Patrimônio Cultural e Imaterial da Cidade do Rio de Janeiro desde 2012, os vendedores de mate e limonada das praias são figuras comuns da orla. Com a crise da água que já toma todo o mês de janeiro de 2020, o vendedor Wellerson Junior, de 33 anos, teve uma ideia inusitada para garantir as boas vendas do produto neste verão. Ele está mostrando a nota fiscal para comprovar que prepara o produto com água mineral.

— Trabalho há 18 anos vendendo mate e sempre fiz com água mineral. Porque sempre ouvia as pessoas duvidarem da procedência da água. Meus clientes já sabem disso. Com essa questão toda da água da Cedae, passei a trazer a nota fiscal também — explica o vendedor, que trabalha na praia do Leme, onde é mais conhecido pelo apelido de Tubarão.

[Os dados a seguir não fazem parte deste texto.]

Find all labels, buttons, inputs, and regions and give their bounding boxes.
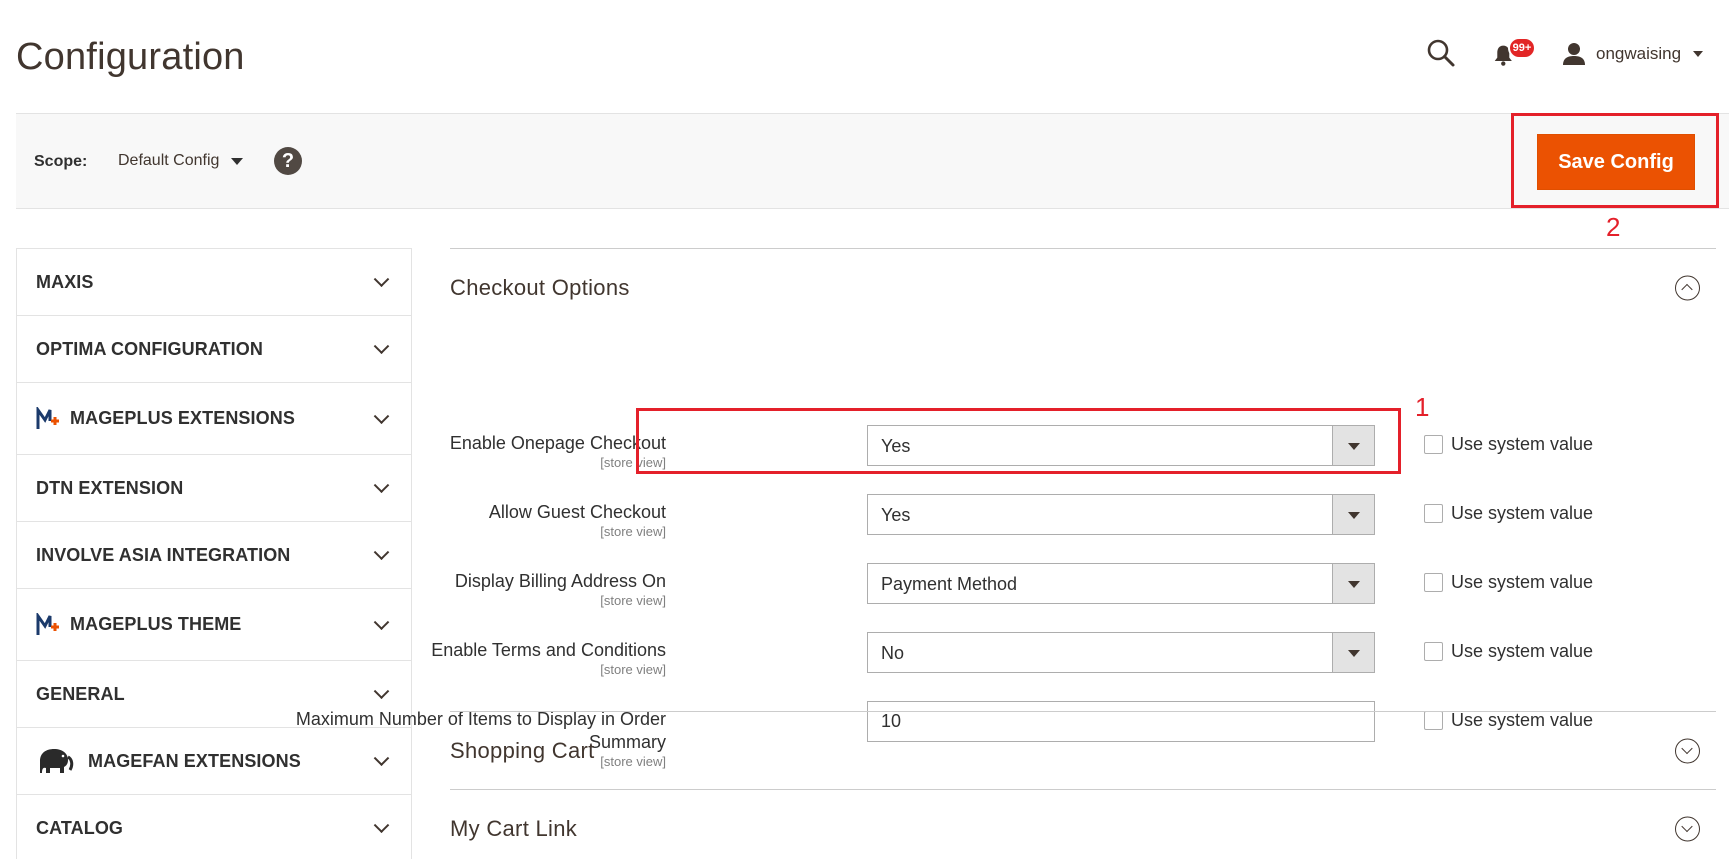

Morador de Guadalupe, ele garante que não está com dificuldades para comprar o produto, já que a dona do mercado onde compra já reserva as garrafas para ele. Wellerson começa com 18 litros por dia. Dependendo do movimento, ele volta para preparar mais mate e limonada.

Quanto ao valor, ele continua a cobrar R$ 5 pelo copo.

— Quando a água estava em um preço bom, não abaixei o preço. Então não faz sentido subir agora.No cartão também é esse preço. Tem outros vendedores que aumentam — explica o vendedor.